In 2012 heard there are different specials and presented programs on Arrow Classic Rock. On Tuesday night between nine and ten to hear the program Arrow Symphonic Mania. Gerry Jungen presents BluesBox on every Wednesday from nine to ten.

As of 14 February 2011, every Monday from nine to ten hard rock and heavy metal can be heard in the program Arrow HIGH VOLTAGE! The program is presented by Liselotte "Lilo" Hegt, herself as a singer and bass player in Dutch metal and hard rock bands is active. Currently she plays in "Robby Valentine" and "Dial".

In 2025 One of the highlights of the year is when they broadcast the ROCK 500 in October. This chart is compiled by their listeners. As usual, the musicstation repeat the ROCK 500 between Christmas and New Year's Eve.

Throughout the year, They organise various promotions, including “What is your favourite motorbike hit” and “May is BOSPOP month”. Listeners also have the chance to win tickets to festivals and concerts.

== New Company ==

Crosspoints BV closed the company in April 2009 and sold all assets of Arrow Classic Rock to a company owned by Ad Ossendrijver which continued the production and distribution of Arrow Classic Rock. Arrow Classic Rock was again a non-presented music station. In 2022 Radio Station Arrow Classic Rock wanted a FM license again.

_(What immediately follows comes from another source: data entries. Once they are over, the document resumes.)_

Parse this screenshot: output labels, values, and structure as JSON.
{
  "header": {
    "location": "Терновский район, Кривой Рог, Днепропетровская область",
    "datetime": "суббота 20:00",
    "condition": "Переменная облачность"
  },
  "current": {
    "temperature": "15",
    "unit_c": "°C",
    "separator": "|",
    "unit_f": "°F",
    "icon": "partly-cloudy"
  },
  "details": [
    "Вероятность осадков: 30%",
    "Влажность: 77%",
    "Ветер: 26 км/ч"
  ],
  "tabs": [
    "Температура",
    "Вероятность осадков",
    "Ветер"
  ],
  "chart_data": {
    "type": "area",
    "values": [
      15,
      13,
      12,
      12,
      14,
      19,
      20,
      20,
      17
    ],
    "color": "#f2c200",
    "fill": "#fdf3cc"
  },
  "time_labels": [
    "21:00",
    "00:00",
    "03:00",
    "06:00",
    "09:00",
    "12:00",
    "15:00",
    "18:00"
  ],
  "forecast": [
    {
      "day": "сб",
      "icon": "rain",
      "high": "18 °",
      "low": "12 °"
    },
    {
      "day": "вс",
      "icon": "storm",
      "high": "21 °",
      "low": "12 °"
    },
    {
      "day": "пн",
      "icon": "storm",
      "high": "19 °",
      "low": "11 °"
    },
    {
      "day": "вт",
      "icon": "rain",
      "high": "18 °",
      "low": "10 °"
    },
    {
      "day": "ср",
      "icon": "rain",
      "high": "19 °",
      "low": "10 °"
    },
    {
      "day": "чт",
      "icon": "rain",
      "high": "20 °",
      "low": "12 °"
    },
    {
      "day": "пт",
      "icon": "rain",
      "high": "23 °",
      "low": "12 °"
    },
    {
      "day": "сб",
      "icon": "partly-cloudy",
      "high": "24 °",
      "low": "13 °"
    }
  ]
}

==Arrow Classic Rock Noord==
Arrow Classic Rock Noord was on 10 April 2011 until 28 February 2013, a regional version of Arrow Classic Rock that broadcast in Northern and Eastern Netherlands. It was the continuation of City FM Editie Noord.

The program Arrow Classic Rock Noord was produced by Flux Factory Media BV for NDC Mediagroep. The station played rock music of 'all time'. On 1 March 2013 the station was replaced by Freez FM.